Saturday, after I returned from the Garlic Festival in Sharon Springs (highly recommended, by the way), I pulled the rest of my onions. Those that still had stalks have been braided and are hanging in the garage (the porch is already full of onions and the afore-mentioned beans, and the kitchen is full of onions and tomatoes). I pulled some carrots, too, including one monster that is as big as a silver dollar at the base of the leaves and close to a foot in length! A few small rutabagas joined the harvest.
A second batch of tomato sauce was brewed up that night and stuck in the freezer Sunday morning. Yes, indeed, using paste tomatoes makes all the difference when making sauce. My recipe? Well, hard to say - each batch is different. But here are the basics:
Ellen's Tomato Sauce
- Run a bunch of tomatoes (mostly paste, but add whatever else you have that is ripe) through a tomato food mill (like Squeezo - I kid you not, that is the name). This wonderful machine, which works like a meat grinder, squeezes out the juice and pulp in one direction, and the seeds and skins in another, nicely separating the two. Do this until you have about a gallon or more of juice.
- Pour the juice into a large kettle, preferably an enamel kettle and set on medium heat to start cooking. You want as much of the water to cook away as possible.
- Meanwhile, dice up an onion or two and saute in butter. When soft and tender, put the onions in the sauce.
- Additionally, cut up a few carrots. If they are small, use two or three. If large, you can probably use one. This will provide some sugar to cut the acid of the tomatoes. Toss into the sauce.
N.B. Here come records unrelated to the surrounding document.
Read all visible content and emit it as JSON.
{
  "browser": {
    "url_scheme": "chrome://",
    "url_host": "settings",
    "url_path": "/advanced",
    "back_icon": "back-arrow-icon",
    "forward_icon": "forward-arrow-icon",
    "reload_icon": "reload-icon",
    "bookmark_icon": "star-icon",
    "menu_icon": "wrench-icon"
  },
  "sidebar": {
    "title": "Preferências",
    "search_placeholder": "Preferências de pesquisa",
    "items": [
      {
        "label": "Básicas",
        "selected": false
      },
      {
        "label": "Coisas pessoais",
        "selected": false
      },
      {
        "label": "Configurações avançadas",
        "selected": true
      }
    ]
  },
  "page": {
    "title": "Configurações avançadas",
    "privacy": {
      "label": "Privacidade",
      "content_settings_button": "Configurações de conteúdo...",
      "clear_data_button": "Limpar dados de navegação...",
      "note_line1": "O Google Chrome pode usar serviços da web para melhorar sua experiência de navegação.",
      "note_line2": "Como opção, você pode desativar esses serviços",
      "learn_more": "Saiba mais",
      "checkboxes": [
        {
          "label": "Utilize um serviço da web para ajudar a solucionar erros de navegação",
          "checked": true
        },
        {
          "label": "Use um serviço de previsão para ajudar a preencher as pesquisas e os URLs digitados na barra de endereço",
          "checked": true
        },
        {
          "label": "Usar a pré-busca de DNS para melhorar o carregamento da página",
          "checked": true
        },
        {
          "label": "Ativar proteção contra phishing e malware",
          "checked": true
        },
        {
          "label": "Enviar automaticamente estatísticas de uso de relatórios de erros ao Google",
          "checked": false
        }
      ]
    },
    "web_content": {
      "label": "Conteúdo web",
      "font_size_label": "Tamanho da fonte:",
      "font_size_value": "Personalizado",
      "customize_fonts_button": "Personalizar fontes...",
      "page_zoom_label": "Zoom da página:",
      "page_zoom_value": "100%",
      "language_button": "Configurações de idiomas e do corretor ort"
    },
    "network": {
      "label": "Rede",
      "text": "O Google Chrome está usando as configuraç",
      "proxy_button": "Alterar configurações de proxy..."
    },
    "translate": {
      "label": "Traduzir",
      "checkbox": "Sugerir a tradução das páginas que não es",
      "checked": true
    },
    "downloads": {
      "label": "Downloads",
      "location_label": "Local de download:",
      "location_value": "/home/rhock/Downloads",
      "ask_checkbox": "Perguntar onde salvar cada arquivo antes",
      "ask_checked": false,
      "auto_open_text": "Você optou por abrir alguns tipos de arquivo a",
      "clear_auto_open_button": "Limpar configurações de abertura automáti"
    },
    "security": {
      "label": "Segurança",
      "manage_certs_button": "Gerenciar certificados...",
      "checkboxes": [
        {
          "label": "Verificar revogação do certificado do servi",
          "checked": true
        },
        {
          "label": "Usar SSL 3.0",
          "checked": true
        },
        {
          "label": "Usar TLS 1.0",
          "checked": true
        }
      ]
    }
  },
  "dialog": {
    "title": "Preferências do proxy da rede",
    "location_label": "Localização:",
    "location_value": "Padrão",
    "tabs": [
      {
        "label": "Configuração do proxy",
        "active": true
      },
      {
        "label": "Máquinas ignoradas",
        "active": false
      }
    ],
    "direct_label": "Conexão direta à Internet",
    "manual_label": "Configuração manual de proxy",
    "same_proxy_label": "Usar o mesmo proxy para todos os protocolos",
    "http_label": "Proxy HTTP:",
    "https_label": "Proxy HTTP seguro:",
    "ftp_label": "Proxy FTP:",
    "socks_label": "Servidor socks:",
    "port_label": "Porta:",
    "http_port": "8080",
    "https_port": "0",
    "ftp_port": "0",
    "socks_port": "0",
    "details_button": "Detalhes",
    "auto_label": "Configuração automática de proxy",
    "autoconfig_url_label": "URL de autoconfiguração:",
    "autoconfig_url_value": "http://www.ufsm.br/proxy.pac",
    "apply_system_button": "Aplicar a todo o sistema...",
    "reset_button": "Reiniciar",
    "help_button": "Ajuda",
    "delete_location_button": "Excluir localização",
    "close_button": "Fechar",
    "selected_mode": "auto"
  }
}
- Chop up some green peppers and add them to the sauce as well.
- If you have fresh basil, oregano, parsley, chop them up and put them in the pot. If not, used dried. I also put in some freshly ground black pepper.
- Cook. This part can take several hours. You want the moisture to go away, leaving you with a nice thick sauce. I usually give it three or four hours, then I'm ready for bed. I could probably go longer.
- Before you finish, toss in some grated Parmesan cheese. Mmmmm. I add maybe a half to three-quarters of a cup.
- Cool.
- Ladle into freeze-able containers and stick in the freezer. Voila!